Из-за ее спины Отставкич наставил на меня объектив кинокамеры и, корча рожи, нажал на пусковую кнопку. Моторчик приятно зажужжал. Меня раздирал смех, но я крепился, как мог, однако, когда он, установив на возвышении работающую кинокамеру, полез под кровать за аккордеоном, спешно нацепил на плечи ремни и, широко раздувая мехи, заиграл знакомую мелодию, хохот вырвался из груди вместе с насморочным содержимым носоглотки.
Я больной, ты больной,Приходи ко мне домой,Вместе станем стрептоцидГлота-ать.Если это не поможет,Доктор в больницу положит,Вай, шени чириме-е!
Тенгиз пел густым приглушенным баритоном, видно было — дай волю голосу — и вся слободка сбежится.
— Сумасшедший, ох сумасшедший! — заткнула уши тетя Юля. — Чтоб тебя этой бандурой придавило! Пошли, Игорек, я тебя вареньем угощу.
— Сними меня одного, Паганини, — попросил Отставкич, и я его снял.
После чая мы устроились в зале за столом, заваленным книгами, кляссерами, журналами и радиодеталями. Отставкич для пущей многозначительности принялся разглядывать какую-то схему, по ходу дела передвигая книги с места на место.
— Хочешь, подарю коллекцию марок, — предложил он внезапно, — только тс-с-с, Михалу ни слова!
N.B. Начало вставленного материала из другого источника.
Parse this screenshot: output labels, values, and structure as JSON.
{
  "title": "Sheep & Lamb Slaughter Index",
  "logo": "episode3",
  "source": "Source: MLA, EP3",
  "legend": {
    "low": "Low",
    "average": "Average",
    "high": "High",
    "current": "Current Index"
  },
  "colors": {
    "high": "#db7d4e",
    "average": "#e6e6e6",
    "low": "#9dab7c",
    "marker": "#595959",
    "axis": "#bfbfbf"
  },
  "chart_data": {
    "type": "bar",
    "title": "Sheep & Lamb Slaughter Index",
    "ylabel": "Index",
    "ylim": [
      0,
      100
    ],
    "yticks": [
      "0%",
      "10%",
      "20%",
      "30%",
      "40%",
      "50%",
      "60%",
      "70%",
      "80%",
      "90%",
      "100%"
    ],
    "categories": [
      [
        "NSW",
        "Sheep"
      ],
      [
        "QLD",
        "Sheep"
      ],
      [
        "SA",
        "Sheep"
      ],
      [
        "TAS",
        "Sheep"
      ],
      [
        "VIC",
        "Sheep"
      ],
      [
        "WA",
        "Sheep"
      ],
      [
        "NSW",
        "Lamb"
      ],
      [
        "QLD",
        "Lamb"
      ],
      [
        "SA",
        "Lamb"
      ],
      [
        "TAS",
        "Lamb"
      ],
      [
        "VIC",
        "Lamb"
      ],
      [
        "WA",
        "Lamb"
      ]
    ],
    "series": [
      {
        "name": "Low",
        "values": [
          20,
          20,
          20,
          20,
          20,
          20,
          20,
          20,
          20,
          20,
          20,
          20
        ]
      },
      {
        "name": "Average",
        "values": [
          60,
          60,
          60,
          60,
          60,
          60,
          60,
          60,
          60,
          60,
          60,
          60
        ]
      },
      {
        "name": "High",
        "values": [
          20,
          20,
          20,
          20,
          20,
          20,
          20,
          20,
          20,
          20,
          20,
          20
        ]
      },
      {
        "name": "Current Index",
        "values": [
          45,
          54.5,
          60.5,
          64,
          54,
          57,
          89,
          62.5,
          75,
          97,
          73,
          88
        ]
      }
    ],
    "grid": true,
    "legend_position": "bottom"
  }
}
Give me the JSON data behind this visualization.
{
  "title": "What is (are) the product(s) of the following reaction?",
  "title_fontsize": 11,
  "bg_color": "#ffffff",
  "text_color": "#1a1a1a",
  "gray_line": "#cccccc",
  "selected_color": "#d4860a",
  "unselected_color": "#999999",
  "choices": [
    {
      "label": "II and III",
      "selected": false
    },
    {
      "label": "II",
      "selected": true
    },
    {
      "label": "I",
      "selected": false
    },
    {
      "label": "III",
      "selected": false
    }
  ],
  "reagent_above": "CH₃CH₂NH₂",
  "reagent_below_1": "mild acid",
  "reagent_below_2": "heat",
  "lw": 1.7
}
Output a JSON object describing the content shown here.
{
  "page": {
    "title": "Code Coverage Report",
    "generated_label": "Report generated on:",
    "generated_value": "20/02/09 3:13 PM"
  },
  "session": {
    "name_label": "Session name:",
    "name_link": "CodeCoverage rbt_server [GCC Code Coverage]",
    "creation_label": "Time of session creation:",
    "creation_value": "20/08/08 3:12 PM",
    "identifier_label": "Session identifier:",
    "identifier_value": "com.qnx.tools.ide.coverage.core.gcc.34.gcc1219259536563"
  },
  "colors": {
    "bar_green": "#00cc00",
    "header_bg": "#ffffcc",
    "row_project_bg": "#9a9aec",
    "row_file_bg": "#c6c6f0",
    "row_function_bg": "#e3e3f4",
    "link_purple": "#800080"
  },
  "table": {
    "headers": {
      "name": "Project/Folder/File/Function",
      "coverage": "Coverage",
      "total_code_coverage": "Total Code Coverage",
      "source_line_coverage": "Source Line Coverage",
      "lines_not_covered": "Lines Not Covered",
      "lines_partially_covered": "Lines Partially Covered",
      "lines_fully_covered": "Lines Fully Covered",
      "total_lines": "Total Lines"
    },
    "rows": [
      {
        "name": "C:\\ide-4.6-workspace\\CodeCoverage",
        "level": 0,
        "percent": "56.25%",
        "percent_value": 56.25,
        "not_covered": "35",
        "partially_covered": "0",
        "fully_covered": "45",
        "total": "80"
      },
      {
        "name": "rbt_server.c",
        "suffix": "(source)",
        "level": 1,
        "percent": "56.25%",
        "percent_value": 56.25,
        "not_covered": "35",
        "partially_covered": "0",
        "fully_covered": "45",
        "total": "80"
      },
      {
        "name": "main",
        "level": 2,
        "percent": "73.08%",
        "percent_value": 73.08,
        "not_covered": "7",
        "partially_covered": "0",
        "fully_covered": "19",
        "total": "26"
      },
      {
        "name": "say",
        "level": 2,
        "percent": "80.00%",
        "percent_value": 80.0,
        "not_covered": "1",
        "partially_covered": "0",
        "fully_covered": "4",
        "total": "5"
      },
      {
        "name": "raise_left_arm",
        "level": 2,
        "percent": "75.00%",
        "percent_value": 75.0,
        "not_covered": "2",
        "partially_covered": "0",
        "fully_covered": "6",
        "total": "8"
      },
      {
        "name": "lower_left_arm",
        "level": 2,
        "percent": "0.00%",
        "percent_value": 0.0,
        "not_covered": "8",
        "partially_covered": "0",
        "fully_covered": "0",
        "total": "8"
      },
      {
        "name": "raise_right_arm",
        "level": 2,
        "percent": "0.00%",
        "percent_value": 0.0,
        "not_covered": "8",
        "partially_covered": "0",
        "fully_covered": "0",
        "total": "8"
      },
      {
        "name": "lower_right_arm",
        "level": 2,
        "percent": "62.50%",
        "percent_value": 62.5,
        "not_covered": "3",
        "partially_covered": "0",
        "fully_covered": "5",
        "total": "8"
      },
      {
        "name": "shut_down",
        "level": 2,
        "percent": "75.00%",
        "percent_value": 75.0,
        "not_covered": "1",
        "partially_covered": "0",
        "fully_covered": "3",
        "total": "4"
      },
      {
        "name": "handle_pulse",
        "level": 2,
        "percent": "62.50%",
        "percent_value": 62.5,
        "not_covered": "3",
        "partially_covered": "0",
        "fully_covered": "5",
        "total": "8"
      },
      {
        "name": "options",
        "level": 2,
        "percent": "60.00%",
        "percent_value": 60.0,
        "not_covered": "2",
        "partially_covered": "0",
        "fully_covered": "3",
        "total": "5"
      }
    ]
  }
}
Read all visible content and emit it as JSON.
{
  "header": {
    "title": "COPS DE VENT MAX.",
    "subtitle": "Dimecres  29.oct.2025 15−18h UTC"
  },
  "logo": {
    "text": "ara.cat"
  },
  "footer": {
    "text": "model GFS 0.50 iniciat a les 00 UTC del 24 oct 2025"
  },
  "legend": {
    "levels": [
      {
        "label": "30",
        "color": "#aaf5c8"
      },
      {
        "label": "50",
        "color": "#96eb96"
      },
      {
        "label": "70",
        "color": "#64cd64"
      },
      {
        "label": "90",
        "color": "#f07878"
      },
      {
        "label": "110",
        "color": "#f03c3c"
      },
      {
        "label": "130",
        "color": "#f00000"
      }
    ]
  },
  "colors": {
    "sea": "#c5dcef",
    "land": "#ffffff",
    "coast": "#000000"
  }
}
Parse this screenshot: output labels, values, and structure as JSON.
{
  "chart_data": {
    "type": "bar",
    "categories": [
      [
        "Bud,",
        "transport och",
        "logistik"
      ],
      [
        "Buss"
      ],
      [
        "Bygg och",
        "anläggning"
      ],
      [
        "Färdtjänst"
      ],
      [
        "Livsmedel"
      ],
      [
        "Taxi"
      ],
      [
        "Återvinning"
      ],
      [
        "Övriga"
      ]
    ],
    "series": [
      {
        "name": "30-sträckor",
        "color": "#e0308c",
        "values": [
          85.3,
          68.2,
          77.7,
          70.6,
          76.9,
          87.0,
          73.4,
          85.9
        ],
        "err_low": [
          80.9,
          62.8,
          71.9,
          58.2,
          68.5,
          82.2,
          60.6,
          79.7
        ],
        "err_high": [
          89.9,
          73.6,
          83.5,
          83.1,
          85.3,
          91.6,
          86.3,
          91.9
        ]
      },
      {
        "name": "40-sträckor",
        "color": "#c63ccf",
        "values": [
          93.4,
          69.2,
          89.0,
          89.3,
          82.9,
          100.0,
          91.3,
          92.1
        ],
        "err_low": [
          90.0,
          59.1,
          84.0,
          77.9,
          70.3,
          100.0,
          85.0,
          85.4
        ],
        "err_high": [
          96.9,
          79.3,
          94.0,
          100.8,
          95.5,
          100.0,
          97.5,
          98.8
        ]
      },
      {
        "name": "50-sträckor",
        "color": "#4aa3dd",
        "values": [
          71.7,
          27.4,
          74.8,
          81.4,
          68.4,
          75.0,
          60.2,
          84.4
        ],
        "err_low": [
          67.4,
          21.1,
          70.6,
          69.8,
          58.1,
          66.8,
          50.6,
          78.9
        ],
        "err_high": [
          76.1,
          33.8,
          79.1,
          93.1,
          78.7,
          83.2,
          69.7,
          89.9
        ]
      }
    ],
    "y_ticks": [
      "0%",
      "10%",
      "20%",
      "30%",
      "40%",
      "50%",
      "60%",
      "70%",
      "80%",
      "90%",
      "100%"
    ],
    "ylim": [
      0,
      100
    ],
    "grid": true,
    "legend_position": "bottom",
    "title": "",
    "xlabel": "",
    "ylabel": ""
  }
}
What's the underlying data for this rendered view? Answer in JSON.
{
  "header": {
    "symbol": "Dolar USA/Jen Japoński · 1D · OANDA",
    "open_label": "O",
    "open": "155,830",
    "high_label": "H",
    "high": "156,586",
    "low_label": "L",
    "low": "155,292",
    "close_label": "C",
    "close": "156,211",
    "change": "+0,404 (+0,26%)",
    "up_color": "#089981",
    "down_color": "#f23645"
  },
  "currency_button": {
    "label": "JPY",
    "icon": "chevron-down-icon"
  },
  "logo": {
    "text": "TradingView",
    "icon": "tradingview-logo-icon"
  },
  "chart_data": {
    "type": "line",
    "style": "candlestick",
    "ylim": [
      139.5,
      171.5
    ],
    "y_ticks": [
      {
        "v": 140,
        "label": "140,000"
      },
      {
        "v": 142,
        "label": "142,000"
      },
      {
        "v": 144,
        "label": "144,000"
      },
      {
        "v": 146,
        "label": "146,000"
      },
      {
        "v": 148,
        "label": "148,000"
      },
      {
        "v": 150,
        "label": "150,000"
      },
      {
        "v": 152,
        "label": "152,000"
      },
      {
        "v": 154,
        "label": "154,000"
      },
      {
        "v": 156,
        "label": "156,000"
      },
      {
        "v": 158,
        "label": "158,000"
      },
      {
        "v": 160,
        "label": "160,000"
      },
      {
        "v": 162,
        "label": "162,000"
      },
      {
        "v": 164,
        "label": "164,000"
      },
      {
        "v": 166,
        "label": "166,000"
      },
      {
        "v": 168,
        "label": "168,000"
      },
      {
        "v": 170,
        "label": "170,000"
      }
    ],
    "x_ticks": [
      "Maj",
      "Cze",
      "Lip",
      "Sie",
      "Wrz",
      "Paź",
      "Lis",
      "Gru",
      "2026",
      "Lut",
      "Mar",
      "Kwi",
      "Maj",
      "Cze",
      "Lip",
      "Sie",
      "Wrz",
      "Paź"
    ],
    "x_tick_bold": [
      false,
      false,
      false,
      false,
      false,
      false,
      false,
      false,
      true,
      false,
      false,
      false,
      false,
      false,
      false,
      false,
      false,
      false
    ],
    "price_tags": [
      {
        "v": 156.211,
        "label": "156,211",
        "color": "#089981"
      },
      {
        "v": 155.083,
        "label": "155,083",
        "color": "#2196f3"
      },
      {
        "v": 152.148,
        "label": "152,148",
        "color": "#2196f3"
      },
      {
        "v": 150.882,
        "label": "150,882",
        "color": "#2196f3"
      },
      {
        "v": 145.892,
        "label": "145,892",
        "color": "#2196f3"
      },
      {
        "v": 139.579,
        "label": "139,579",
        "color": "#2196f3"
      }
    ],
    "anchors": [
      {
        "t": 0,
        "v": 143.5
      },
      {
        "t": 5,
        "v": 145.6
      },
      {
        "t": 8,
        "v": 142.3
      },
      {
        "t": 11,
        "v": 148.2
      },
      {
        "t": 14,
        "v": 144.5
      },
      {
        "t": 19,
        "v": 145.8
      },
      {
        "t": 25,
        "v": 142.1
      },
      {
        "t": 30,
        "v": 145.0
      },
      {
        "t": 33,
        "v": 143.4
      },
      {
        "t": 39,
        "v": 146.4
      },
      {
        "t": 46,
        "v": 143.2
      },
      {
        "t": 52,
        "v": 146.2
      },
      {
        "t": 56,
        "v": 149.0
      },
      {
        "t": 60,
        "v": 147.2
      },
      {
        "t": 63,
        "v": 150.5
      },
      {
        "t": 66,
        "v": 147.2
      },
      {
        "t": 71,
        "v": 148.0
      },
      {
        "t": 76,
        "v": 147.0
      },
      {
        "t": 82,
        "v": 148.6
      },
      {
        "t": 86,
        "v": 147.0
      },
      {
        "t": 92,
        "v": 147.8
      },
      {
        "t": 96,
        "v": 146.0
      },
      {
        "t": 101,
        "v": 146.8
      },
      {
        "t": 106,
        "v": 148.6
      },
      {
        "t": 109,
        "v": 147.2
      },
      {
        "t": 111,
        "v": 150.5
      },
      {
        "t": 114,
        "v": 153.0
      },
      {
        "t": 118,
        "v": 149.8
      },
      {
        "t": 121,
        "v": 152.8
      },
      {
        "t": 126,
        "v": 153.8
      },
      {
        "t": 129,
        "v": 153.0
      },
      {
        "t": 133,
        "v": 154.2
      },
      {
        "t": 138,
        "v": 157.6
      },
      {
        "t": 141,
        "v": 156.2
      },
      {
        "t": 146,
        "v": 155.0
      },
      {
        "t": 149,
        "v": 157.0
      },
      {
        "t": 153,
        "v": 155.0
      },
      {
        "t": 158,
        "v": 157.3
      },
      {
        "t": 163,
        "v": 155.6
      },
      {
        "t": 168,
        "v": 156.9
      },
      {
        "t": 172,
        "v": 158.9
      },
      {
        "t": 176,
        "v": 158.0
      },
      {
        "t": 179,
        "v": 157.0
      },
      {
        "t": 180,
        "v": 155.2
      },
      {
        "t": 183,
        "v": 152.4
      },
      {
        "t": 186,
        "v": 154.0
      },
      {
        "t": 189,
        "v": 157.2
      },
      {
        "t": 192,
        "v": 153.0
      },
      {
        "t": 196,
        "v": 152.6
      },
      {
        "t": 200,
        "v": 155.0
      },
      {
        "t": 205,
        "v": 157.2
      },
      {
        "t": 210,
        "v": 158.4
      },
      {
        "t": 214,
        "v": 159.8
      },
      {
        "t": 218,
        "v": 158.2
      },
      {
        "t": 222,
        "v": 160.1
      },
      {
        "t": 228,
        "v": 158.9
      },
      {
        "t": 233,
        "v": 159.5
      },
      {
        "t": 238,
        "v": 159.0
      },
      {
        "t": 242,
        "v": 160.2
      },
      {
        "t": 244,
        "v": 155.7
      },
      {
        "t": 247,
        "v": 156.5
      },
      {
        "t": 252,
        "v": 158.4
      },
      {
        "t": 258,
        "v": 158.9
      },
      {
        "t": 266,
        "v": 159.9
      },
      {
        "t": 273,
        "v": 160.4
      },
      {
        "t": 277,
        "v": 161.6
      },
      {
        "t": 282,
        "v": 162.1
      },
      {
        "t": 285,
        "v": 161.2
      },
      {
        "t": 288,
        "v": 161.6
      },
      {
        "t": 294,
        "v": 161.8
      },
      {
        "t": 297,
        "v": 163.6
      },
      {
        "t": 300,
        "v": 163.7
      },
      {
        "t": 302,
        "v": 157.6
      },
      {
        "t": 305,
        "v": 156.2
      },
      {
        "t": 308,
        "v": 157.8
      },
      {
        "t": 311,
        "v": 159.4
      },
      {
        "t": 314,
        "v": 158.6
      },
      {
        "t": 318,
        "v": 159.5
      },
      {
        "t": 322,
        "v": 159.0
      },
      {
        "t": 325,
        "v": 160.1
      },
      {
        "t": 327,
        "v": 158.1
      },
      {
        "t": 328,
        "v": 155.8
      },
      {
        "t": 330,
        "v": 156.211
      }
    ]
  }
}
— А на что они мне, Тенгиз? Я же не филателист.
— Так станешь им! Не будь фраером, бери, пока дают. Представь, все будут заискивать перед тобой. Только отцу не говори.
— Почему?
— Э-э-э, он же писатель.
— Дай посмотреть.
Он пододвинул большой зеленый кляссер и раскрыл его. Однако интерес мой быстро угас — это были обыкновенные почтовые марки с изображением животных, цветов и космонавтов.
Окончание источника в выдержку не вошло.